Eduardo Escoto Robledo

 

 

Francisco Godínez Morales fue un destacado músico nacido en la ciudad de Guadalajara en el año de 1855, hijo del organista Nicolás Godínez y de la señora Asunción Morales. Sus primeras enseñanzas musicales las recibió, como es de suponer, de su padre, para continuar luego bajo los notables maestros Jesús González Rubio y Abel Loretto. Con sólo 20 años de edad, sus progresos le llevaron a ocupar la plaza de segundo organista de la Catedral de Guadalajara (1875).[2]

            Sin embargo, para entonces el joven Francisco Godínez había agotado ya las opciones que en cuanto a crecimiento musical existían en Guadalajara, por lo que tomó la determinación de ahorrar para emprender un viaje a Europa con el fin de perfeccionar sus conocimientos musicales. Así, en 1880 parte a Francia e Italia a estudiar piano y armonía con diferentes maestros del ámbito del Conservatorio de París.[3]

            El impacto que debió producir en todos los sentidos en el joven artista este viaje merece una reflexión más detenida. Godínez pasó de una capital provinciana de mediana importancia a dos de los principales centros culturales del mundo, y en particular, en el caso de París, a la magna metrópoli de cuya efervescencia musical salía a la luz el movimiento organístico que en el periodo romántico tardío reivindicaba al órgano y además contribuía a su desarrollo técnico y musical. En este movimiento participaban organistas como Charles-Marie Widor, Camille Saint-Saëns, César Franck, Louis Vierne, Marcel Dupré, Alexandre Guilmant, Eugène Gigout, Theodore Dubois y un largo etcétera, al lado de los afamados constructores de órganos Joseph Merklin y Aristide Cavaillé-Coll.

            A su regreso, Godínez se dedicó a trabajar sobre tres ejes principales: la elevación de cultura musical tapatía, la dignificación de la música eclesiástica y la implantación de la organería francesa en México. Estas tareas habrían de demandarle esfuerzos por demás considerables, cuyos resultados se concretarían en hechos inéditos hasta entonces, entre los que destacan las publicaciones musicales, la importación del repertorio más selecto de la época, la gestión de la compra de un órgano Merklin para el Santuario de Guadalupe y dos más para la Catedral (uno de ellos monumental) y el establecimiento de una sala de conciertos y de una fábrica de órganos que funcionó a escala nacional.

            Todo esto lo logró el maestro sin descuidar su dedicación a la docencia y sus funciones como organista primero de la Catedral, tareas que desempeñaba con gran notoriedad tras haber aprovechado su segunda estancia en París (1889-1892) para perfeccionarse bajo la tutela de los mencionados maestros Guilmant, Dubois, Gigout y también Samuel Rousseau.
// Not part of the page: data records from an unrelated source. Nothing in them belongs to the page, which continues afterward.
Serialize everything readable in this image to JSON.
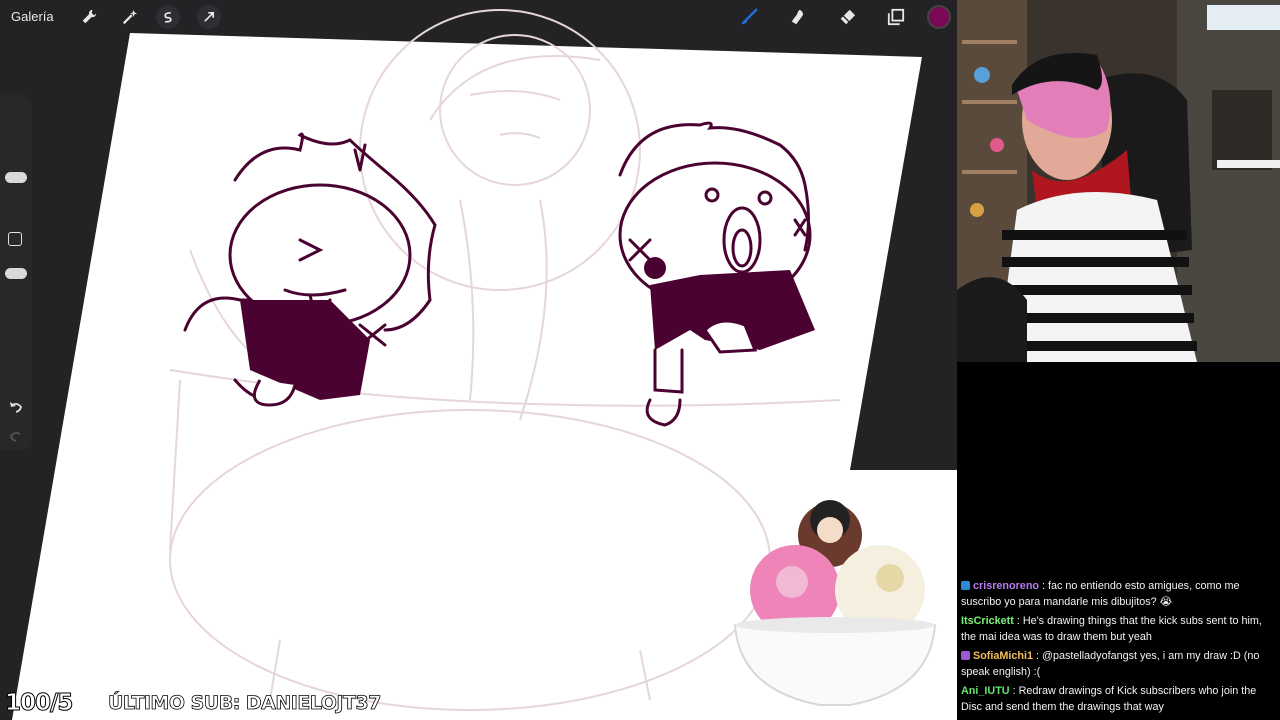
{
  "app": {
    "gallery_label": "Galería",
    "left_tools": [
      "wrench-icon",
      "magic-wand-icon",
      "selection-icon",
      "transform-icon"
    ],
    "right_tools": [
      "brush-icon",
      "smudge-icon",
      "eraser-icon",
      "layers-icon"
    ],
    "active_color": "#7a0a55",
    "accent_tool_color": "#1f6fe0"
  },
  "overlay": {
    "counter": "100/5",
    "last_sub": "ÚLTIMO SUB: DANIELOJT37"
  },
  "chat": {
    "messages": [
      {
        "user": "crisrenoreno",
        "color": "#b57cf0",
        "badge_color": "#2b8ad8",
        "text": "fac no entiendo esto amigues, como me suscribo yo para mandarle mis dibujitos? 😭"
      },
      {
        "user": "ItsCrickett",
        "color": "#7cf07a",
        "badge_color": "",
        "text": "He's drawing things that the kick subs sent to him, the mai idea was to draw them but yeah"
      },
      {
        "user": "SofiaMichi1",
        "color": "#f0c05a",
        "badge_color": "#9a5bd0",
        "text": "@pastelladyofangst yes, i am my draw :D (no speak english) :("
      },
      {
        "user": "Ani_IUTU",
        "color": "#63e36b",
        "badge_color": "",
        "text": "Redraw drawings of Kick subscribers who join the Disc and send them the drawings that way"
      }
    ]
  }
}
Pero sobre todo, Godínez trabajó siempre con gran desprendimiento de lo material, anteponiendo el éxito de sus objetivos a los beneficios que de ellos pudiera obtener. Baste citar como ejemplo el hecho de que, al ser nombrado por el Cabildo catedralicio organista primero, haya rechazado el sueldo superior que le correspondía y solicitado que los tres organistas al servicio de la catedral ganaran exactamente lo mismo.[4]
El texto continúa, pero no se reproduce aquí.